Strat, your vision was truly a magnificent exemplum of Catholic Humanism – without sacrificing anything essential, your mind and heart were more capacious than many have yet to realize. Like the Pope, you, too, were a Pontifex Maximus, a bridge-builder. You inspire us still. We miss you with an almost unseemly ferocity. Pray for us.
Yours,
Greg (& Suzanne) Wolfe
Dear Stratford,
Ten years already! That is long enough for new governments and wars, and for new problems and joys in the Catholic Church that you so loved, but it is nowhere near long enough to erase the memories. I can easily picture you explaining what you are working on – this project, and this article, but also that collaboration, and so many other things. What would they be now? I can barely imagine today’s mix of innovative theology, Goethe’s science, ecology, publishing, economics, liturgy, New Age, classical and post-classical education, science fiction, Chesterton… You were always surprising me.
I often think of one of our last conversations before you were very ill. You were so excited about the potential of print-on-demand. You explained how it could change publishing for the better, for you and for the world. I was not exactly surprised, since you had never been far from the written word in almost all of your ventures. But still, your ability to see what was good about new technology without compromising your ability to see what was wrong with the technologies of the modern world was always a delight.
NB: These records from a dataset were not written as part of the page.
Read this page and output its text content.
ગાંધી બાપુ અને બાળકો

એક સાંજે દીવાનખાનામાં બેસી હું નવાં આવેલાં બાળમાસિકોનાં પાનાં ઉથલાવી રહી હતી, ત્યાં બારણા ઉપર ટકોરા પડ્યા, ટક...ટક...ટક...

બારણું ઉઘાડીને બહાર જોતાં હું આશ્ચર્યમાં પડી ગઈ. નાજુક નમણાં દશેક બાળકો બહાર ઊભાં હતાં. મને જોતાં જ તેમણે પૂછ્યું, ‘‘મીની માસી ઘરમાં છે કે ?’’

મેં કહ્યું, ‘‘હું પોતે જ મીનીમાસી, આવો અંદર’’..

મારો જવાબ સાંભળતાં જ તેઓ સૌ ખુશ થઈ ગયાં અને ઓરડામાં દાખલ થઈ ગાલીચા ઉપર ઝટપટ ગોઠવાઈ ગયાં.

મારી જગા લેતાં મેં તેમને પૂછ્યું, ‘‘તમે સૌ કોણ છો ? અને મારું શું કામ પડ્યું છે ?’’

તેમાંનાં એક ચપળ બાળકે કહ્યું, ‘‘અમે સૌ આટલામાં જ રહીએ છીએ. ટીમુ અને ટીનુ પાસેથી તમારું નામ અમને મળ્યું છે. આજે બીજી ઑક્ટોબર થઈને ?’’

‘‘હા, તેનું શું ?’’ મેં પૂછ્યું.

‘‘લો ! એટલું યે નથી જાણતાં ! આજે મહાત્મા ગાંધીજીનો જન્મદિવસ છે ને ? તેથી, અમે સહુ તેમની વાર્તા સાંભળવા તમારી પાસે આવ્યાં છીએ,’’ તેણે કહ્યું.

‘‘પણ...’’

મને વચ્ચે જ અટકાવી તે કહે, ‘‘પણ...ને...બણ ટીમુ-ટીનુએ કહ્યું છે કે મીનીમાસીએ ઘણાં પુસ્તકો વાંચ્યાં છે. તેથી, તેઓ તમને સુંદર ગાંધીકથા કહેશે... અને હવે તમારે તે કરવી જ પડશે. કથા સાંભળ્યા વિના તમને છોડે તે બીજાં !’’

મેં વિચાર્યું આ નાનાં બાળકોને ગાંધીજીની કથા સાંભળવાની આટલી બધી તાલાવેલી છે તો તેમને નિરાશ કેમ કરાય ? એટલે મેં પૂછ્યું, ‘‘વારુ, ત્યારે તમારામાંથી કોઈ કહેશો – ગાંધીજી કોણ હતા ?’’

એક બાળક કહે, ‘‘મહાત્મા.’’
Now, I wonder what you would say to AI, or to space tourism, or – on the other side – the enthusiasm for the Latin Mass. I would not presume to guess. You were always surprising me.
One thing that I have learned over the last decade – but this was not a surprise – I would never see the likes of you again. No one can come close to combining your spirit of Christian curiosity, your breadth of knowledge, your mystical awareness of the world, your unfailing love as husband, father, brother, and friend, and your gentle support of any promising stranger who came to see you. I was, of course, one of those, years ago!
Edward Hadas
Dear Strat,
I know in faith that you are alive with God, that your communion with us, with the whole “Church militant,” continues unbroken. I believe in the communion of saints!
I still mourn, though. Nor am I alone in my grief, as you well know. Time may dull the pain, but it can’t heal the wound. Nor should it.
On that first July 17th, I knew—or felt—that God had been present.
And so I understood that your passing, though incomprehensible, was anything but
trivial. It was a theological mystery, and its significance transcended the universe.
Your absence among us is the shadow-outline of your presence with God.